Disodium decaborate
- Names: Other names Sodium pentaborate

Identifiers
- CAS Number: 12007-92-0; trihydrate: 12631-71-9;
- 3D model (JSmol): Interactive image; trihydrate: Interactive image;
- ChemSpider: 52085559;
- ECHA InfoCard: 100.031.371
- EC Number: 234-522-7;
- PubChem CID: 131634859;
- UNII: XQG9Q75WDN;
- CompTox Dashboard (EPA): DTXSID50894254 ;

Properties
- Chemical formula: Na^{+}[B_{5}O_{6}(OH)_{4}]^{−} or Na^{+}[B_{5}O_{7}(OH)_{2}]^{−}·H_{2}O
- Molar mass: 241.06 g·mol^{−1}
- Appearance: Colorless crystalline solid
- Solubility in water: Soluble

= Sodium pentaborate =

Sodium pentaborate, more properly disodium decaborate, is a chemical compound of sodium, boron, and oxygen; a salt with elemental formula NaB5O8, Na2B10O16, or Na2O*5B2O3. It is a colorless crystalline solid, soluble in water.

The compound is often encountered or traded as hydrates NaB5O8*nH2O, Na2B10O16*2nH2O, or Na2O*5B2O3*2nH2O for n = 2, 4, 5, or other values.

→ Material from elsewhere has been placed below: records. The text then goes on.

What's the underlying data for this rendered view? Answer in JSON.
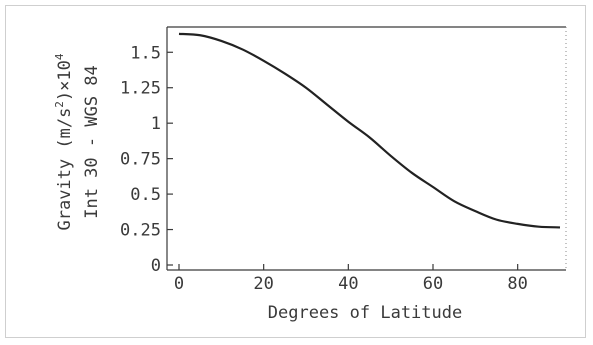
{
  "chart_data": {
    "type": "line",
    "title": "",
    "xlabel": "Degrees of Latitude",
    "ylabel_line1_prefix": "Gravity (m/s",
    "ylabel_line1_exp": "2",
    "ylabel_line1_mid": ")×10",
    "ylabel_line1_pow": "4",
    "ylabel_line2": "Int 30 - WGS 84",
    "xlim": [
      0,
      90
    ],
    "ylim": [
      0,
      1.65
    ],
    "xticks": [
      0,
      20,
      40,
      60,
      80
    ],
    "xtick_labels": [
      "0",
      "20",
      "40",
      "60",
      "80"
    ],
    "yticks": [
      0,
      0.25,
      0.5,
      0.75,
      1,
      1.25,
      1.5
    ],
    "ytick_labels": [
      "0",
      "0.25",
      "0.5",
      "0.75",
      "1",
      "1.25",
      "1.5"
    ],
    "series": [
      {
        "x": [
          0,
          5,
          10,
          15,
          20,
          25,
          30,
          35,
          40,
          45,
          50,
          55,
          60,
          65,
          70,
          75,
          80,
          85,
          90
        ],
        "y": [
          1.63,
          1.62,
          1.58,
          1.52,
          1.44,
          1.35,
          1.25,
          1.13,
          1.01,
          0.9,
          0.77,
          0.65,
          0.55,
          0.45,
          0.38,
          0.32,
          0.29,
          0.27,
          0.265
        ]
      }
    ],
    "grid": false,
    "legend": "none"
  }
}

This formula is often misleading as some of the water molecules are actually hydroxyl groups covalently attached to boron atoms.

The compound is used in agriculture as a boron supplement in fertilizer with various trade names such as Solubor and Aquabor. It has also been tested as an additive to improve plasma electrolytic oxidation of magnesium alloys. It is also used in nuclear reactors as a neutron absorber/poison.

The name "sodium pentaborate" has also been used for a distinct compound with formula Na3B5O8*nH2O, better called trisodium pentaborate.

==Structure and preparation==
===Dihydrate===
Sodium pentaborate "dihydrate" has the elemental formula NaH4B5O10, which can be parsed as NaB5O8*2H2O or Na2O*5B3O3*4H2O, however the correct formula seems to be either Na+[B5O6(OH)4]- or Na+[B5O7(OH)2]-*H2O. The latter seems more likely, since under thermogravimetric analysis the material starts to decompose at about 130 °C with partial loss of water.

It can be prepared by reacting water solutions of sodium carbonate Na2CO3 and boric acid B(OH)3 in mole ratio 1:10 and evaporating the resulting solution at 40 °C. It belongs to the monoclinic crystal system with symmetry group P2_{1}/c (C_{2h}^{5}) and parameters a = 1110.3 pm, b = 1643.7 pm, c = 1356.4 pm, α = 89.960°, β = 112.850° and γ = 89.9°, formulas per cell Z = 4.